The senator landed in Israel and made his way to Damascus. He was invited by Assad in order to attempt to launch negotiations between Damascus and Jerusalem.
Israeli officials believe the Syrian president's timing was not accidental, and that the country is altering its position on talks with Israel following new sanctions on Iran.
Jerusalem is awaiting a call from Specter, who is scheduled to fly back to the US on Monday. There have been no clear signs that his presence will lead to talks, but officials say the fact that he was invited to Syria, and that he passed through Jerusalem on his way, signifies a change in Syrian policy.
Specter recently lost the Democratic primaries after 5 terms (30 years) as Pennsylvania's senator. In fact, Specter had been a moderate republican for many years, but in 2009 crossed the party line and joined the democrats.
Assad and Specter in 2008 meeting (Photo: Reuters)
The 80-year old senator has visited Syria 18 times in the past. His last meeting with Assad was in December of 2008, when the two discussed the then-ongoing Operation Cast Lead in Gaza.
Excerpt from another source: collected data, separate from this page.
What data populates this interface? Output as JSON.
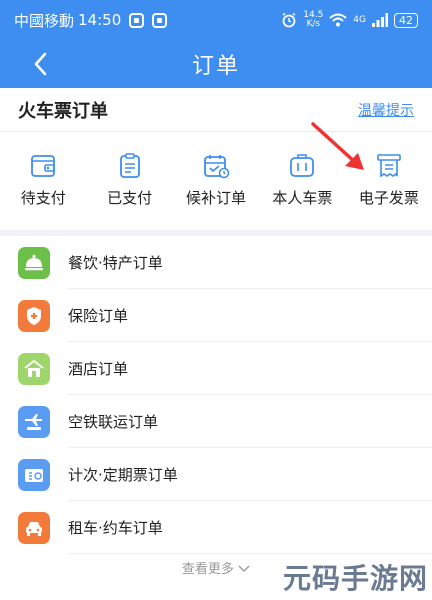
{
  "status_bar": {
    "carrier": "中國移動",
    "time": "14:50",
    "speed_value": "14.5",
    "speed_unit": "K/s",
    "network_label": "4G",
    "signal_suffix": "ıl",
    "battery": "42"
  },
  "nav": {
    "title": "订单"
  },
  "train_card": {
    "title": "火车票订单",
    "tip_link": "温馨提示",
    "categories": [
      {
        "label": "待支付",
        "icon": "wallet-icon"
      },
      {
        "label": "已支付",
        "icon": "clipboard-icon"
      },
      {
        "label": "候补订单",
        "icon": "calendar-icon"
      },
      {
        "label": "本人车票",
        "icon": "train-ticket-icon"
      },
      {
        "label": "电子发票",
        "icon": "invoice-icon"
      }
    ]
  },
  "orders": [
    {
      "label": "餐饮·特产订单",
      "icon": "food-cover-icon",
      "color": "#6cc04a"
    },
    {
      "label": "保险订单",
      "icon": "shield-plus-icon",
      "color": "#f27b3c"
    },
    {
      "label": "酒店订单",
      "icon": "hotel-icon",
      "color": "#9fd66c"
    },
    {
      "label": "空铁联运订单",
      "icon": "plane-train-icon",
      "color": "#5a9cf2"
    },
    {
      "label": "计次·定期票订单",
      "icon": "ticket-pass-icon",
      "color": "#5a9cf2"
    },
    {
      "label": "租车·约车订单",
      "icon": "car-icon",
      "color": "#f27b3c"
    }
  ],
  "more_label": "查看更多",
  "watermark": "元码手游网",
  "colors": {
    "primary": "#3d8ef0",
    "annotation": "#ee3333"
  }
}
The operation was soon named by Syria as the reason for cutting short talks with Israel, then under Turkish mediation.
The current push for talks began two weeks ago with a phone call from Assad to Specter, just days after US President Barack Obama signed off on additional sanctions on Iran, which joined the recent round of UN sanctions on the Islamic Republic. Officials believe Obama's firm stance against the Syrian ally led Assad to reevaluate his options.
Assad and Specter scheduled a meeting for this weekend, but the senator wanted to meet with Israeli officials beforehand. Prime Minister Benjamin Netanyahu and Foreign Minister Avigdor Lieberman are currently abroad, however, so Specter met with Lieberman's deputy, Danny Ayalon, who conveyed Israel's official message to Syria.
During the meeting that took place in Jerusalem, Ayalon told Specter that Israel wanted peace, but that negotiations must begin with no preconditions. He said Israel would agree to hold the talks "anytime, anywhere", either public or covert.
The offices of both Netanyahu and Ayalon refused to comment on the report, but Lieberman's office said the messages conveyed by his deputy were in line with his own position.